Wednesday, May 10, 2017

BLINDED BY THE LIGHT (NOT!)



I was in a hardware store the other day, looking at solar lights, when the clerk and I started talking about how the brightness of the lights solely depends on just how much sunlight they're exposed to. He then told me a funny solar-light story that had me cracking up laughing. 

He said he owns a house, a duplex, and has those solar lights on stakes lining the walkways on each side.

The only problem with them, he said, is the sun always hits the left side of his house, so the solar lights are nice and bright on that side. But on the right side, it’s mostly all shade, so the solar lights don’t absorb much sunlight and are much dimmer.

He said the other night, he happened to notice the tenant who lives on the right side of the duplex sneaking over to his side and swapping her dim solar lights for his brighter ones!

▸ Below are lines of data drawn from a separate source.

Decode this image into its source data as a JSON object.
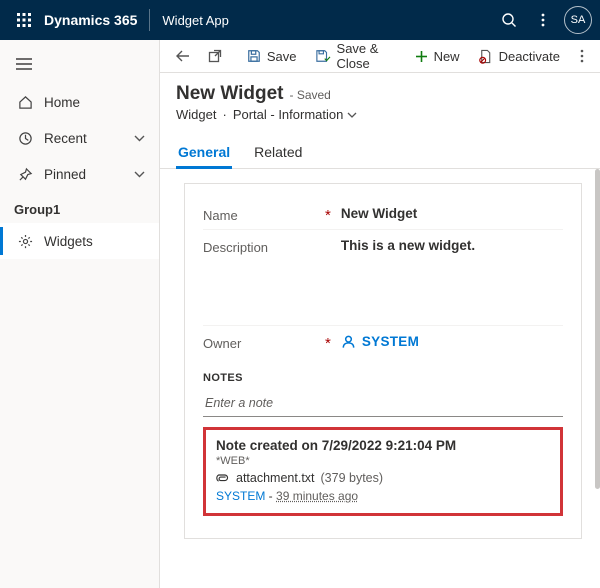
{
  "topbar": {
    "brand": "Dynamics 365",
    "app": "Widget App",
    "avatar": "SA"
  },
  "sidebar": {
    "home": "Home",
    "recent": "Recent",
    "pinned": "Pinned",
    "group_label": "Group1",
    "widgets": "Widgets"
  },
  "commandbar": {
    "save": "Save",
    "save_close": "Save & Close",
    "new": "New",
    "deactivate": "Deactivate"
  },
  "record": {
    "title": "New Widget",
    "status": "- Saved",
    "entity": "Widget",
    "form_name": "Portal - Information"
  },
  "tabs": {
    "general": "General",
    "related": "Related"
  },
  "fields": {
    "name_label": "Name",
    "name_value": "New Widget",
    "desc_label": "Description",
    "desc_value": "This is a new widget.",
    "owner_label": "Owner",
    "owner_value": "SYSTEM"
  },
  "notes": {
    "section": "NOTES",
    "placeholder": "Enter a note",
    "title": "Note created on 7/29/2022 9:21:04 PM",
    "tag": "*WEB*",
    "attachment_name": "attachment.txt",
    "attachment_meta": "(379 bytes)",
    "author": "SYSTEM",
    "sep": " - ",
    "ago": "39 minutes ago"
  }
}
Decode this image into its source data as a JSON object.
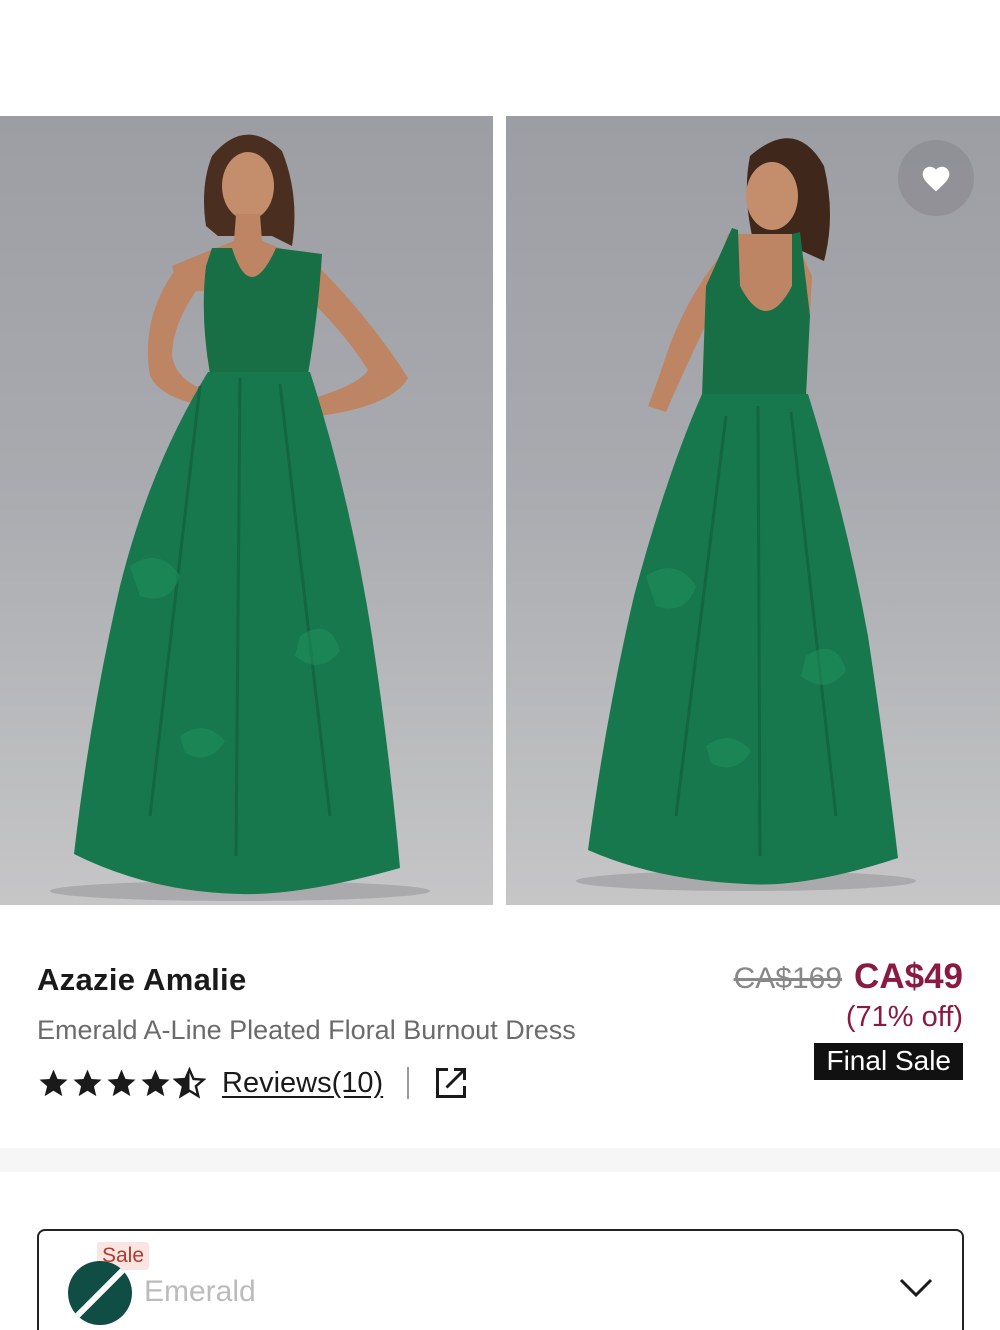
{
  "gallery": {
    "images": [
      {
        "alt": "Emerald dress front view",
        "icon": "dress-front-photo"
      },
      {
        "alt": "Emerald dress back view",
        "icon": "dress-back-photo"
      }
    ],
    "wishlist_icon": "heart-icon"
  },
  "product": {
    "brand": "Azazie Amalie",
    "name": "Emerald A-Line Pleated Floral Burnout Dress",
    "rating": 4.5,
    "reviews_label": "Reviews(10)",
    "original_price": "CA$169",
    "sale_price": "CA$49",
    "discount": "(71% off)",
    "final_sale_label": "Final Sale"
  },
  "color_selector": {
    "sale_tag": "Sale",
    "value": "Emerald",
    "swatch_color": "#0f4d45"
  },
  "colors": {
    "sale_price": "#8a1a3e",
    "dress": "#17784d"
  }
}
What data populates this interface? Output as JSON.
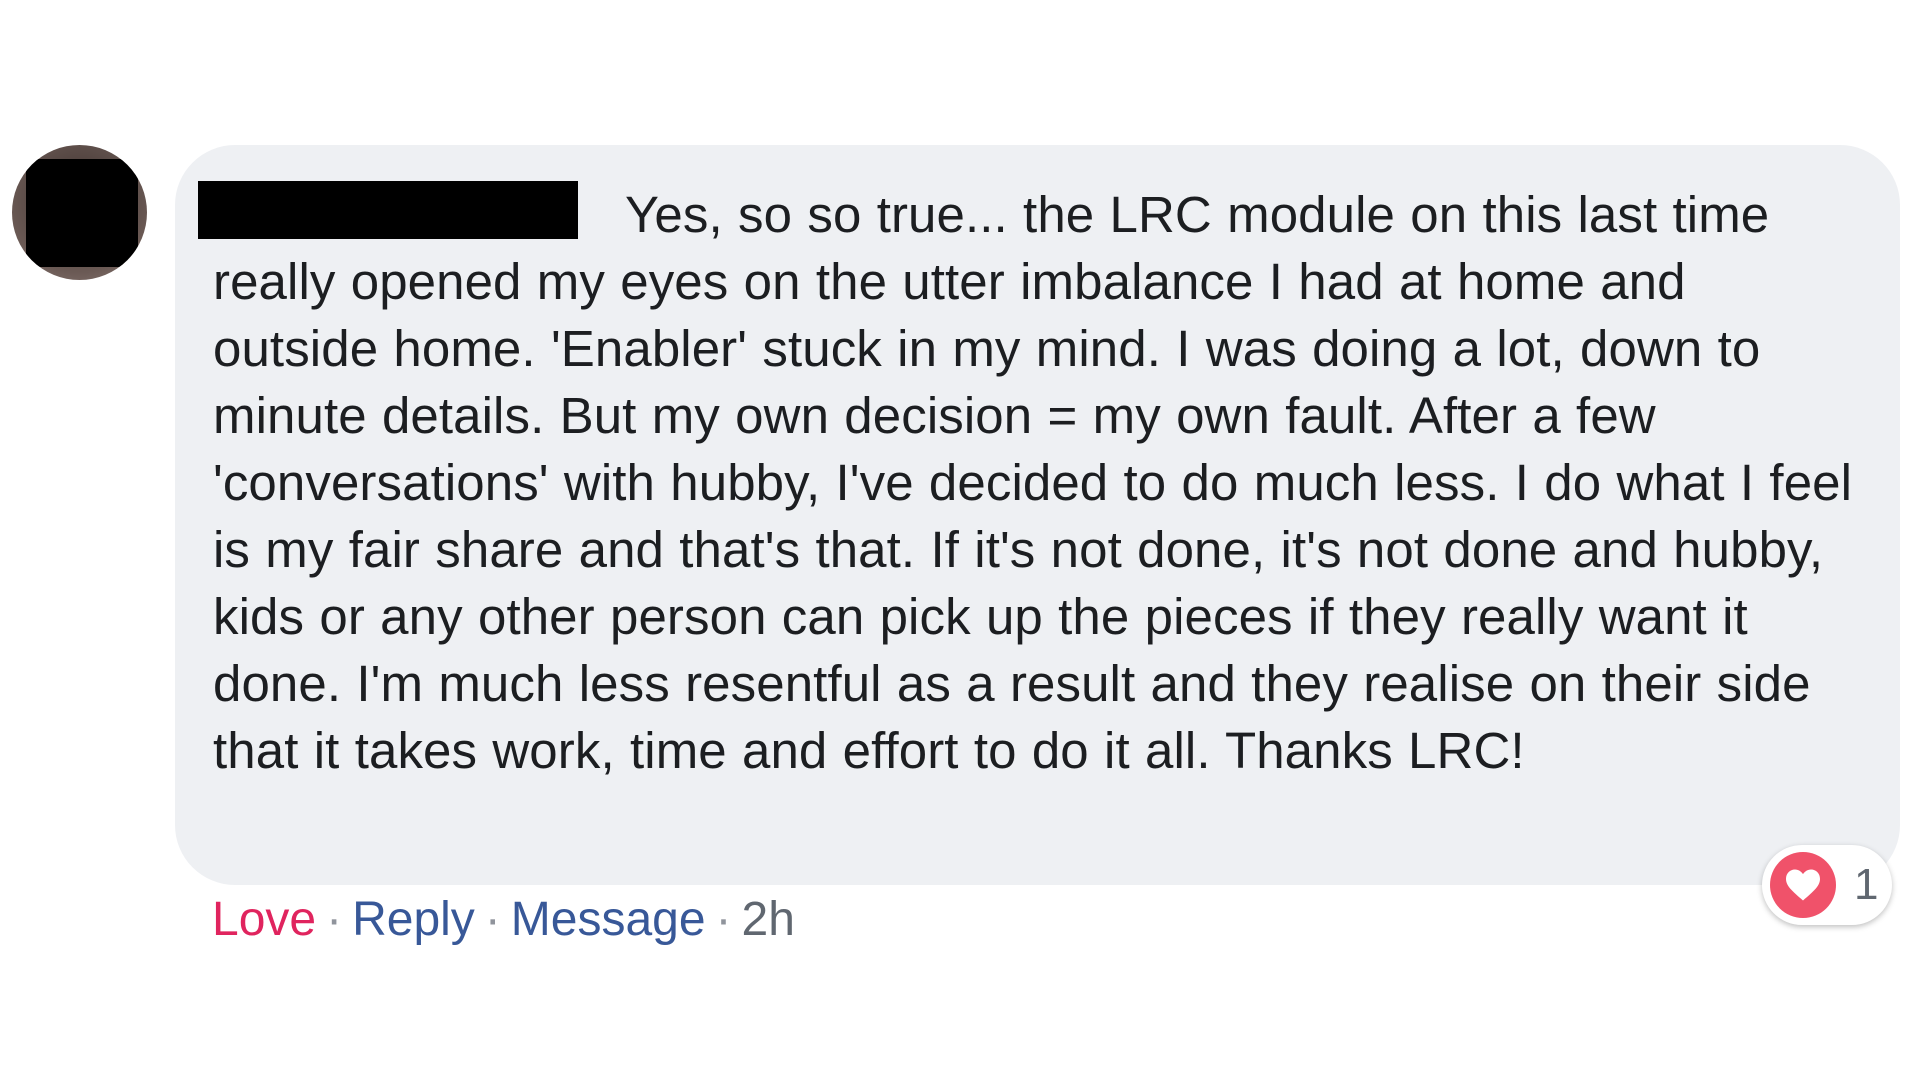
{
  "comment": {
    "text": "Yes, so so true... the LRC module on this last time really opened my eyes on the utter imbalance I had at home and outside home. 'Enabler' stuck in my mind. I was doing a lot, down to minute details. But my own decision = my own fault. After a few 'conversations' with hubby, I've decided to do much less. I do what I feel is my fair share and that's that. If it's not done, it's not done and hubby, kids or any other person can pick up the pieces if they really want it done. I'm much less resentful as a result and they realise on their side that it takes work, time and effort to do it all. Thanks LRC!",
    "bubble_color": "#eef0f3"
  },
  "actions": {
    "love_label": "Love",
    "reply_label": "Reply",
    "message_label": "Message",
    "separator": "·",
    "timestamp": "2h"
  },
  "reactions": {
    "icon": "heart-icon",
    "count": "1",
    "color": "#f0526a"
  },
  "colors": {
    "love": "#e0245e",
    "link": "#385898",
    "meta": "#606770"
  }
}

He laughed as he told me that the first night, the lights she’d swapped were brighter because they had been in the direct sunlight all day, but the next night, after being in the shade on her side, they were really dim, and the poor woman couldn’t figure out why.

I feel her pain.

I’ve never had good luck with lights that depend on nature to operate. For one thing, the entire front of my house is in constant shade. When the house was first built, I installed sensors on the outside garage lights so they would pop on automatically at dusk and turn off when the sun rose.

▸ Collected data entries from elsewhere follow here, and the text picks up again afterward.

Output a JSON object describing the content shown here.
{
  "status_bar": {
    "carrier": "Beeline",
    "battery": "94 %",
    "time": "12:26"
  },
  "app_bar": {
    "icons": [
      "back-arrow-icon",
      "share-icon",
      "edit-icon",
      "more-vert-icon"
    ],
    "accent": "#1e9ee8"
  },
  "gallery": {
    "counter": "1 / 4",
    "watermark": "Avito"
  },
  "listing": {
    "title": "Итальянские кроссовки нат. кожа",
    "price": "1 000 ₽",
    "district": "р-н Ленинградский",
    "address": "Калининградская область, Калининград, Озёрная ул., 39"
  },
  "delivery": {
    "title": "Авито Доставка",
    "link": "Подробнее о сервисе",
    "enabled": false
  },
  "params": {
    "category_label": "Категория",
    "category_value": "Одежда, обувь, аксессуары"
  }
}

Unfortunately, because that side of the house never saw the sun, the lights stayed on 24 hours a day because the sensors thought it was always dusk.

Then there were the strings of solar Christmas lights I was so thrilled to discover a few years ago. The thought of being able to decorate my front porch with lights and not have to worry about tangled electrical cords or quadrupling my electric bill, made me fork over a couple hundred dollars for the lights. I figured just the money I would be saving on my electric bill would pay for them.

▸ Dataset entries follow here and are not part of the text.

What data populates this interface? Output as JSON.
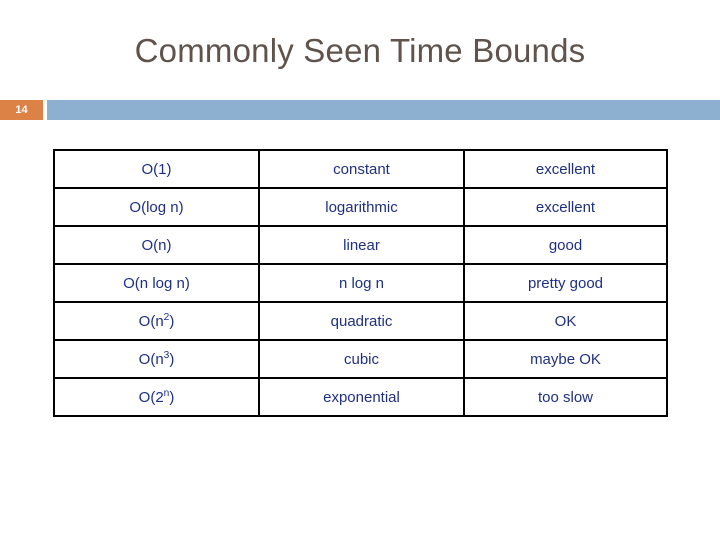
{
  "slide": {
    "title": "Commonly Seen Time Bounds",
    "number": "14",
    "accent_color": "#dd8247",
    "band_color": "#8db0d0",
    "title_color": "#5f534c",
    "table_text_color": "#1f3080"
  },
  "table": {
    "rows": [
      {
        "notation": "O(1)",
        "base": "O(1)",
        "exponent": "",
        "name": "constant",
        "rating": "excellent"
      },
      {
        "notation": "O(log n)",
        "base": "O(log n)",
        "exponent": "",
        "name": "logarithmic",
        "rating": "excellent"
      },
      {
        "notation": "O(n)",
        "base": "O(n)",
        "exponent": "",
        "name": "linear",
        "rating": "good"
      },
      {
        "notation": "O(n log n)",
        "base": "O(n log n)",
        "exponent": "",
        "name": "n log n",
        "rating": "pretty good"
      },
      {
        "notation": "O(n2)",
        "base": "O(n",
        "exponent": "2",
        "name": "quadratic",
        "rating": "OK"
      },
      {
        "notation": "O(n3)",
        "base": "O(n",
        "exponent": "3",
        "name": "cubic",
        "rating": "maybe OK"
      },
      {
        "notation": "O(2n)",
        "base": "O(2",
        "exponent": "n",
        "name": "exponential",
        "rating": "too slow"
      }
    ]
  }
}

Forgetting that my front porch never saw sunlight, I carefully wound the lights around each post, railing and spindle. Then I eagerly waited for the next night, so I could see how the lights would look when they popped on.

To my delight, they glowed beautifully in all of their multi-colored glory right at dusk and looked fantastic. Five minutes later, they shut off, already out of power because they had seen the sun maybe 20 minutes all day.

So that Christmas, I told people if they wanted to come see my Christmas lights, they would have to zoom by my house at a specific hour and minute or they would miss them. My decorations came to be known as the world’s briefest Christmas-lights display.

The next year, I decided to hang the lights where they would get the most direct sunlight during the day, so they would stay lit at night. That spot turned out to be on the back deck, which faces nothing but acres of woods. The squirrels and the deer really enjoyed them.

Years ago, my husband had a wristwatch that ran on solar power. The problem was, it was pretty difficult to keep it charged, so every time he drove, he would hang his arm out of the car window so his watch could catch the sunlight and recharge. He ended up with a one really brown arm…and a watch that ran maybe three hours per day. 

He then learned that if he kept the watch under a bright 100-watt bulb, it could charge without the sun, so that’s where he put his watch every night as he slept. The problem was, keeping a 100-watt lightbulb turned on all night, every night, for the sole purpose of charging his watch, ended up being so expensive, he could have hired someone to follow him around all day and announce the time to him.

I’ve noticed when I’m out walking the dogs after dark, that most of my neighbors have those solar stake-lights lining their walkways or driveways. But most of the lights' brightness is uneven, depending on which ones get the most direct sunlight and which ones are nearer to the tallest grass or trees. So the rows of lights kind of look like a piano keyboard.

I’d never dare line my driveway with lights – or anything else. This past winter, I bought a bunch of those reflective driveway markers that show the plow drivers where to plow. Well, I guess my plow driver thought they were targets because he ran over all 16 of them, leaving nothing but piles of fiberglass splinters in their wake. And then he plowed right across my front lawn.

So unless I chop down all of the trees on my land, solar-powered anything probably isn’t a good option for me. Still, this coming Christmas, because I paid so much for those solar Christmas lights, I just might try decorating the front porch with them again.

And if you happen to drive by between 4:14 and 4:30 p.m. during the month of December, you just might be able to catch them while they’re lit.